Neil's monument in East Nottawasaga Presbyterian Cemetery, with what was his property showing behind it.

My great grandmother Flora McEachern, was also born in Islay, in a home that would have looked like this one in Conisby where her father was born. I believe Flora and her family arrived in Grey County, Ontario sometime in the 1860's, judging by census records. This is almost 200 years after Vincent Croteau, making them fairly recent immigrants. They clearly did not escape the desperation of the potato famine, but managed in some way to survive it. I wonder now if my grandma learned to speak Gaelic at her mother's knee and why it is that she did not have a Scottish burr to her speech. I wish I could ask her.

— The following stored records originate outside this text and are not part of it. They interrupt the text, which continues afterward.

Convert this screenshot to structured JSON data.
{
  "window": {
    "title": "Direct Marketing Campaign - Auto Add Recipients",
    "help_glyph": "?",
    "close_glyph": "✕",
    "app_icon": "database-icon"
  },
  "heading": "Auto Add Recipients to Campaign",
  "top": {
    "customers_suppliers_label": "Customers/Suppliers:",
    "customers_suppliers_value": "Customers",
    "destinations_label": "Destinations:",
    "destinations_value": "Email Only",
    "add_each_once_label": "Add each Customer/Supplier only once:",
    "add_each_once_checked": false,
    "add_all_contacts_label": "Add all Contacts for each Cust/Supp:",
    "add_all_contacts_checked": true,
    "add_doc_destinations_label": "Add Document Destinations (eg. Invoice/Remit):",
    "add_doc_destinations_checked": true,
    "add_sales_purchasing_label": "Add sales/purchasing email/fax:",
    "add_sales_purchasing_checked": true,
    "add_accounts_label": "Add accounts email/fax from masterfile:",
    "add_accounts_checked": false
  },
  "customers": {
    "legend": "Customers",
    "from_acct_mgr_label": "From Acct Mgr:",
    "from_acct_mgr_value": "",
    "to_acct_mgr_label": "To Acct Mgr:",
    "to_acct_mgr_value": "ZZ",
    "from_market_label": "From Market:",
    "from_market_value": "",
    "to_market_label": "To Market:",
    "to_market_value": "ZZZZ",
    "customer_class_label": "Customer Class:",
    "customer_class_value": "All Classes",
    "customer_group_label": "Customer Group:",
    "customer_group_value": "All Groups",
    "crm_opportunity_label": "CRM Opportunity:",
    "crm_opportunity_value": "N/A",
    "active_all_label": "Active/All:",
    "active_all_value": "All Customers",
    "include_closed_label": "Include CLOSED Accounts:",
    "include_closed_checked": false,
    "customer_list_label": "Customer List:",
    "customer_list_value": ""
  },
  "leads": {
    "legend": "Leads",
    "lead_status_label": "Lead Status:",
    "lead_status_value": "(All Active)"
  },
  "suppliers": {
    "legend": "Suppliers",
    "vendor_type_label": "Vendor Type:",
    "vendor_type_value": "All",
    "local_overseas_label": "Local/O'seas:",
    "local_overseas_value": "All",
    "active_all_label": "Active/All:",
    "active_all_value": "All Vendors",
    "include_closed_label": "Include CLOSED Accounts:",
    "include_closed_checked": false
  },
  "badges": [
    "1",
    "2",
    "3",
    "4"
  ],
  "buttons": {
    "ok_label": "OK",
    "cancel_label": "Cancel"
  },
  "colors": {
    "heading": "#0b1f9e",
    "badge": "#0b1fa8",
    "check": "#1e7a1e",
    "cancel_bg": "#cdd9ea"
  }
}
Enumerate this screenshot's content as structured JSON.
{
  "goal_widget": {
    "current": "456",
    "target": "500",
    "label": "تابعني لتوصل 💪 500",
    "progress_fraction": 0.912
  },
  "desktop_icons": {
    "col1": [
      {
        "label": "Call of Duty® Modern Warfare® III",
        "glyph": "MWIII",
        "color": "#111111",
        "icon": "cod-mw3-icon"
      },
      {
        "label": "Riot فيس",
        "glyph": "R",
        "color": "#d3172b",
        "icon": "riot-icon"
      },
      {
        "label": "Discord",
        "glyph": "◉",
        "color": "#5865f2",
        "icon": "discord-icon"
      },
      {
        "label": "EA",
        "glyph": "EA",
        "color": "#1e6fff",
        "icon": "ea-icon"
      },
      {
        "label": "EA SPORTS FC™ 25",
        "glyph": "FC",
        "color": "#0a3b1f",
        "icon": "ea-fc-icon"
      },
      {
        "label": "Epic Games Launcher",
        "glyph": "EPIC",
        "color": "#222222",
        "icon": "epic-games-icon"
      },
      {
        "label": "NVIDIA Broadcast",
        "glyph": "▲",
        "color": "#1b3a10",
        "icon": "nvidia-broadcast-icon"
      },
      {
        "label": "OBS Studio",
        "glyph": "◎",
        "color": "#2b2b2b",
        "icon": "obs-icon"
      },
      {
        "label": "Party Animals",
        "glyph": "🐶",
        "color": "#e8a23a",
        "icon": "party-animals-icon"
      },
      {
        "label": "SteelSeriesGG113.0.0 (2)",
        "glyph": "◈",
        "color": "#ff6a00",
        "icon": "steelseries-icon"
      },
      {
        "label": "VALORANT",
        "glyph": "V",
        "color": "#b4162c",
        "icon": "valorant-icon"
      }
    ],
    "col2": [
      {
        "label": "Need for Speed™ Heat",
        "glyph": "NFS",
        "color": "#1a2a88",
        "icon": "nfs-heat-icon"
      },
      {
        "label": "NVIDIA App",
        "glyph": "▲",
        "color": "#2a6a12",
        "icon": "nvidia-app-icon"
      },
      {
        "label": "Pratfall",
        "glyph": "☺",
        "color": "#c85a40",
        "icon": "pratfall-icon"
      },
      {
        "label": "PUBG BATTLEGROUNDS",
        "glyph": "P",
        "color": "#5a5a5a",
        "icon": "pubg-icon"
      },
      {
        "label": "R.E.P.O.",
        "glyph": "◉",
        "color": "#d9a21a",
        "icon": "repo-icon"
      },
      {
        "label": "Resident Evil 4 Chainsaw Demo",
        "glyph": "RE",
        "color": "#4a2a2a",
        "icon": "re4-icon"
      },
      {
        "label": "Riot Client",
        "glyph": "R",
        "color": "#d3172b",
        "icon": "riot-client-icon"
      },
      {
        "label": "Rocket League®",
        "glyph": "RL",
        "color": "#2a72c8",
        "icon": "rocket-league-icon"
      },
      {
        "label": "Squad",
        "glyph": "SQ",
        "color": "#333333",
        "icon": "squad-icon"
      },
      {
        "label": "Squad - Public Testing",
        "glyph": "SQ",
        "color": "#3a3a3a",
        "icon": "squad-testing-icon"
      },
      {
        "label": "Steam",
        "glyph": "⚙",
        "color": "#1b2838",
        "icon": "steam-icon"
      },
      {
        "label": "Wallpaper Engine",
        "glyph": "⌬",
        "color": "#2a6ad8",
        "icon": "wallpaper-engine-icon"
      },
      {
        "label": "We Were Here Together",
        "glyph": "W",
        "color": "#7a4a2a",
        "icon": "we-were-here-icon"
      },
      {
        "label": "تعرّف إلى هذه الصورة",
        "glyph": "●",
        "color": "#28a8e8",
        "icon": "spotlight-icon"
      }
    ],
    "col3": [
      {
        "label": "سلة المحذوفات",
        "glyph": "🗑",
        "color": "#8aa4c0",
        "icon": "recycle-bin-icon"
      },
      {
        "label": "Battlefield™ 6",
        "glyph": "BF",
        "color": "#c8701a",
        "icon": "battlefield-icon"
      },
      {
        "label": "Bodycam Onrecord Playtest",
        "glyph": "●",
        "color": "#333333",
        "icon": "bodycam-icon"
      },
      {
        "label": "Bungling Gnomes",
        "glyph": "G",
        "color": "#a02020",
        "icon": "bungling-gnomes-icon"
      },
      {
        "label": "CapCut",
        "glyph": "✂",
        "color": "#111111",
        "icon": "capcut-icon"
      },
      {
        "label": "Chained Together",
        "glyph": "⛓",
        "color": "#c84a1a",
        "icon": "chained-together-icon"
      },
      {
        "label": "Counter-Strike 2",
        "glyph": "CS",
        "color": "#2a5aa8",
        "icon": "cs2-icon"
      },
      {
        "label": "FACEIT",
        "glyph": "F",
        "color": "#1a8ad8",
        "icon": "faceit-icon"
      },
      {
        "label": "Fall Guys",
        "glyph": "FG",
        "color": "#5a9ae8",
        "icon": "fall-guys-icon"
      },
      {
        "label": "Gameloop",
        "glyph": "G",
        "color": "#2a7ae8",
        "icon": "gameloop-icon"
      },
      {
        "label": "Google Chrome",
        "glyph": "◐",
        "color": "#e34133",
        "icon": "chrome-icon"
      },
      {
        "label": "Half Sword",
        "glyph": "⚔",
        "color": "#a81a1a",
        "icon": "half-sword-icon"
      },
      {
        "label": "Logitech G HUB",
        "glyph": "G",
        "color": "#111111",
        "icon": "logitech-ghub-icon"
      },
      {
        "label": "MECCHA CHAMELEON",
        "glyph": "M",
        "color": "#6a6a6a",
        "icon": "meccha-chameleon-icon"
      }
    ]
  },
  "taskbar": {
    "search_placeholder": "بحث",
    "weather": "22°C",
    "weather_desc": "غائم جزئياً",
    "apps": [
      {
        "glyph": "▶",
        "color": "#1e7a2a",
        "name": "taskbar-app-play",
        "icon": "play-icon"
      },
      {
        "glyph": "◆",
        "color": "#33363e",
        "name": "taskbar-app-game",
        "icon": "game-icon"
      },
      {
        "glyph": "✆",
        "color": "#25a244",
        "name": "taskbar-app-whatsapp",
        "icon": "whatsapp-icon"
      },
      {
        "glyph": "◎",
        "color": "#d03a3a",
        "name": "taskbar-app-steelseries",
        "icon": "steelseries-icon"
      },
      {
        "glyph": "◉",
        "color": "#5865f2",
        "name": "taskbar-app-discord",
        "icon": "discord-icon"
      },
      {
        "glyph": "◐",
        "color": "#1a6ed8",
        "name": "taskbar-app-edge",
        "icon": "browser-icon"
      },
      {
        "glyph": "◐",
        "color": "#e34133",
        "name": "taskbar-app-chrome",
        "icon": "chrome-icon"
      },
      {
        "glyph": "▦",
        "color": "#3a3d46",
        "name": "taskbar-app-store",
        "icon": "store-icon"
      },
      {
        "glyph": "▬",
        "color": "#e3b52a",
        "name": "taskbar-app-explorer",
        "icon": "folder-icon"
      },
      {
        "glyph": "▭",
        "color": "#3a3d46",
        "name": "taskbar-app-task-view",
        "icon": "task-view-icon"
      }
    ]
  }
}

'Natives of Islay, Argyllshire, Scotland' - Many Scots, like my great great grandfather, Neil McEachern, had this engraved on their gravestone connecting them to their homeland even in death. 

As I return to my husband's family, the connection is not to France, but to Britain, via the British colonies established in the United States. Lynn's 3rd great-grandmother, Maribah Barlett married into the Bryant family, Lynn's maternal line. While I have not yet been able to trace that line back to Britain, but Lynn's 8th great grandfather, Richard Bartlett came from Stopham, Sussex, England to Newbury, Massachusetts in 1635, making him the first documented British immigrant to the colonies. 
This brings Richard to the New World several years before Vincent Croteau was born, making him our earliest immigrant ancestor, quite astonishing really when you consider that is nearly 600 years ago. Whilst Andrew Bryant and Maribah Bartlett Bryant remained in New England, their son Christopher, born in Enfield, NH in 1775, brought his family to Canada by 1825 establishing a Canadian branch of the Bryants. He is buried in a small, rather hidden, family cemetery in Austin, Quebec.


Many of Christopher's descendants remain to this day in the Eastern Townships.  The draw of work in the mills and factories south of the border in Maine, especially, drew English and French-Canadians alike and many of those families never returned to Canada. This is an age-old reason for emigration.

We are made up of so many stories; so many we will never hear, about people to whom we are related but will never know except as a name and a set of dates. Our DNA will confirm those places of origin and what mixture of them we represent. It may be the only way we can acknowledge all of those lives that contributed to ours. It makes me wonder what those drops of Viking or Celtic blood contribute to me, to my appearance, temperament or abilities. I wonder what brought my ancestors to this particular country and realize that my story could have been so very different. All because my ancestors immigrated and hoped for a better future.